No, I’m not going to write about MARCH MADNESS® – that annual ritual of college basketball and the NCAA® basketball tournament.
Rather, I’m writing about the crazy winter weather which battered the East Coast with four Nor’Easter storms dumping record snowfall this March. After last week’s Storm Skylar and this week’s Storm Toby, some parts of the East Coast received over four feet of snow. It’s a regular blizzard.

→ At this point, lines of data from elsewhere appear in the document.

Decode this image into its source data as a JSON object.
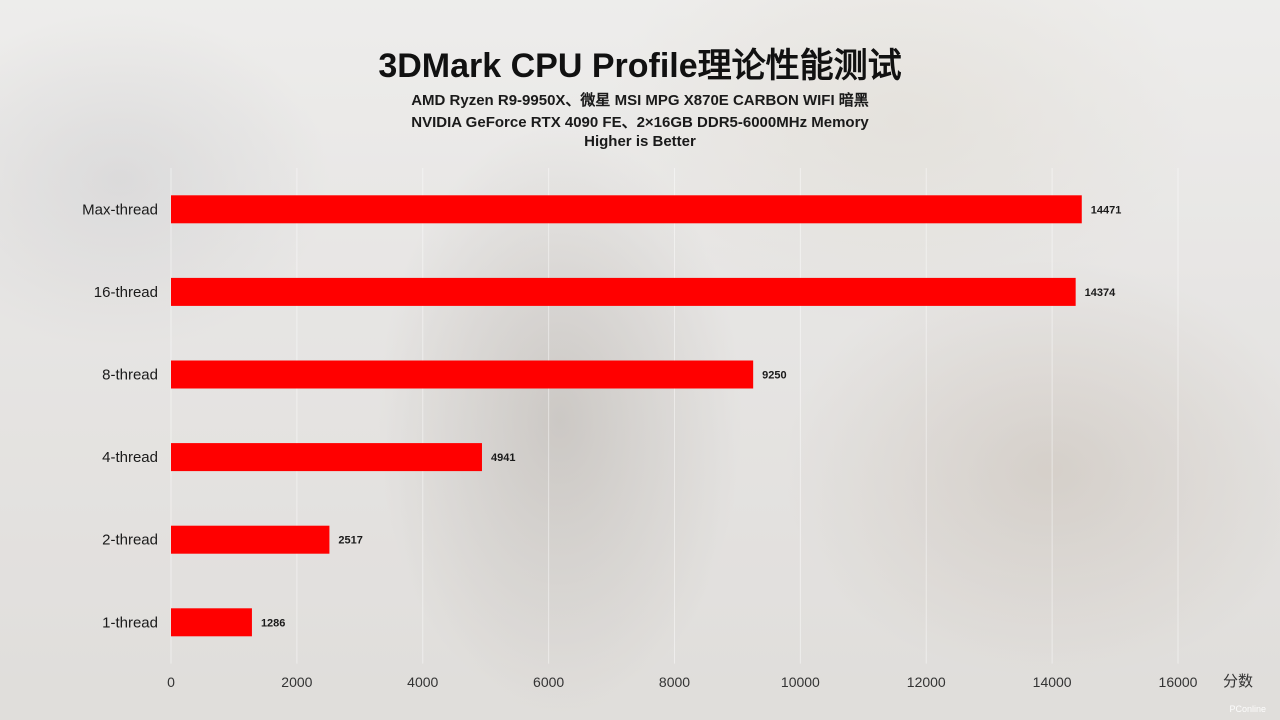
{
  "chart_data": {
    "type": "bar",
    "orientation": "horizontal",
    "title": "3DMark CPU Profile理论性能测试",
    "subtitle_lines": [
      "AMD Ryzen R9-9950X、微星 MSI MPG X870E CARBON WIFI 暗黑",
      "NVIDIA GeForce RTX 4090 FE、2×16GB DDR5-6000MHz Memory",
      "Higher is Better"
    ],
    "categories": [
      "Max-thread",
      "16-thread",
      "8-thread",
      "4-thread",
      "2-thread",
      "1-thread"
    ],
    "values": [
      14471,
      14374,
      9250,
      4941,
      2517,
      1286
    ],
    "bar_color": "#ff0000",
    "xlabel": "分数",
    "xlim": [
      0,
      16000
    ],
    "x_ticks": [
      0,
      2000,
      4000,
      6000,
      8000,
      10000,
      12000,
      14000,
      16000
    ],
    "grid": true,
    "data_labels": true
  },
  "watermark": "PConline"
}
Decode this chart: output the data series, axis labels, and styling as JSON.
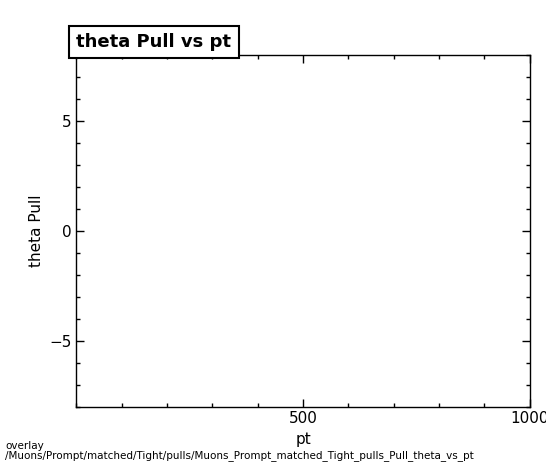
{
  "title": "theta Pull vs pt",
  "xlabel": "pt",
  "ylabel": "theta Pull",
  "xlim": [
    0,
    1000
  ],
  "ylim": [
    -8,
    8
  ],
  "xticks": [
    500,
    1000
  ],
  "yticks": [
    -5,
    0,
    5
  ],
  "background_color": "#ffffff",
  "plot_bg_color": "#ffffff",
  "footer_line1": "overlay",
  "footer_line2": "/Muons/Prompt/matched/Tight/pulls/Muons_Prompt_matched_Tight_pulls_Pull_theta_vs_pt",
  "title_fontsize": 13,
  "axis_label_fontsize": 11,
  "tick_fontsize": 11,
  "footer_fontsize": 7.5
}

Speaking of blizzards, have you seen the complaint that Dairy Queen filed in federal district court in Minnesota alleging infringement of its BLIZZARD® mark? According to Dairy Queen’s complaint, “One of the most popular and well-known menu items at DAIRY QUEEN® restaurants is the BLIZZARD® treat, consisting of soft-serve ice cream blended with fruit, nuts, candy pieces, and other flavorings. The BLIZZARD® treat is a required core menu item at all DAIRY QUEEN® locations. For those of you not in the know, it looks like this:
Dairy Queen has five incontestable registrations for BLIZZARD claiming a first use date back to 1946:
It is fair to say Dairy Queen is very protective of its BLIZZARD mark. Which is why it did not take too kindly to W.B. Mason selling bottled spring water under its own BLIZZARD mark:
In the fall of 2016, W.B. Mason filed trademark applications with the USPTO containing “blizzard” as part of its mark for use in connection with spring water. Check out application serial nos. 87/210,712 and 876/210,633 both filed October 20, 2016 and claiming a first use date of September 15, 2015.
According to the complaint, upon learning of W.B. Mason’s applications, trademark counsel for Dairy Queen contacted the Applicant and requested the applications be withdrawn. W.B. Mason declined and the applications were passed for publication. Dairy Queen promptly opposed, alleging a likelihood of confusion between W.B. Mason’s use and Dairy Queen’s use of “blizzard.” See TTAB Opposition No. 91235851.
When W.B. Mason continued using its mark, Dairy Queen filed the trademark infringement action in its home court in Minnesota. Like I said, March! What a month.
We will continue to monitor this case and give you updates on how both the TTAB and the District of Minnesota address the likelihood of confusion issue presented by this dispute.